Pam Rorke Levy, the chair of the SFAI board, said in a statement to ARTnews, “We know that the sentiments expressed in this letter are widely shared in the arts community and beyond. Over the past 149 years, the San Francisco Art Institute has survived crises large and small, never wavering in its commitment to the training and education of artists and art scholars—but the uncertainties and financial hardships resulting from the COVID-19 pandemic are threatening to take us under.” She encouraged readers of the letter to donate to the school’s emergency fund on its website.

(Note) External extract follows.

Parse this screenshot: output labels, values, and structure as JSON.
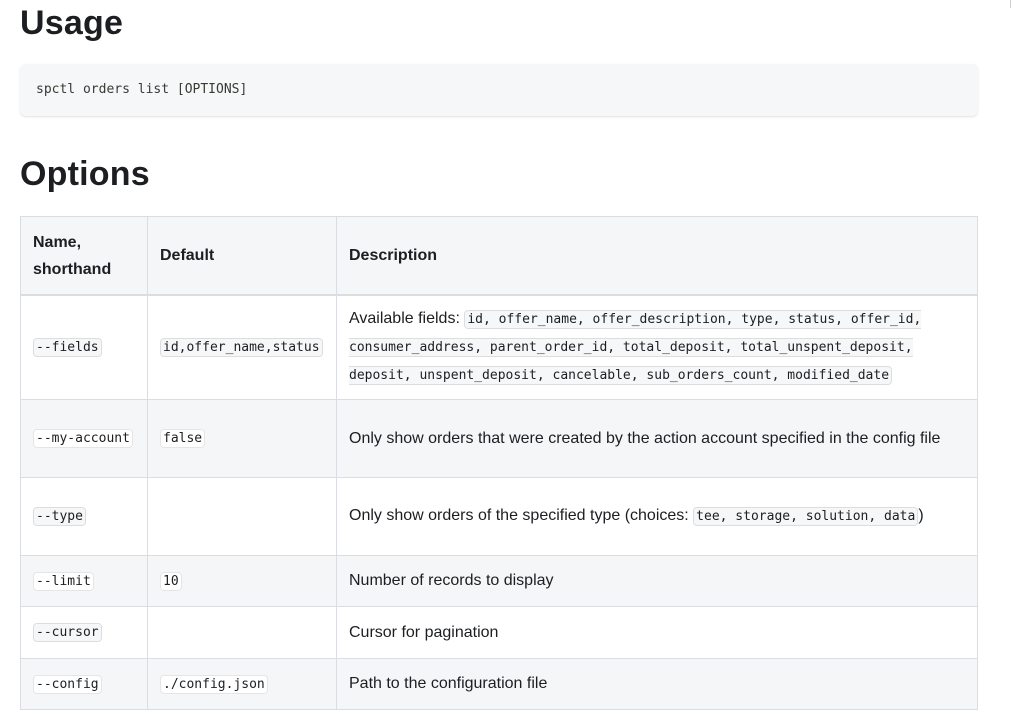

The statement is signed by a number of important members of the art world in Northern California, including San Francisco Museum of Modern Art director Neal Benezra, Fine Arts Museums of San Francisco contemporary art curator Claudia Schmuckli, dealer Rena Bransten, University of California Berkeley professor Julia Bryan-Wilson, and 500 Capp Street founder Carlie Wilmans. But the letter is also signed by some major figures from Europe and Asia, and these include Hou Hanru, the director of the MAXXI museum in Rome, and Clara Kim, a senior curator at Tate Modern in London.

“We have faith that the school will survive, although it won’t be the same as before,” the letter reads. “We imagine a new model can be found that will ensure sustainability. We are stating emphatically that this is a terrible development for the values we cherish in San Francisco, and we must move forward together and thoughtfully to anticipate and address the repercussions of this crisis.”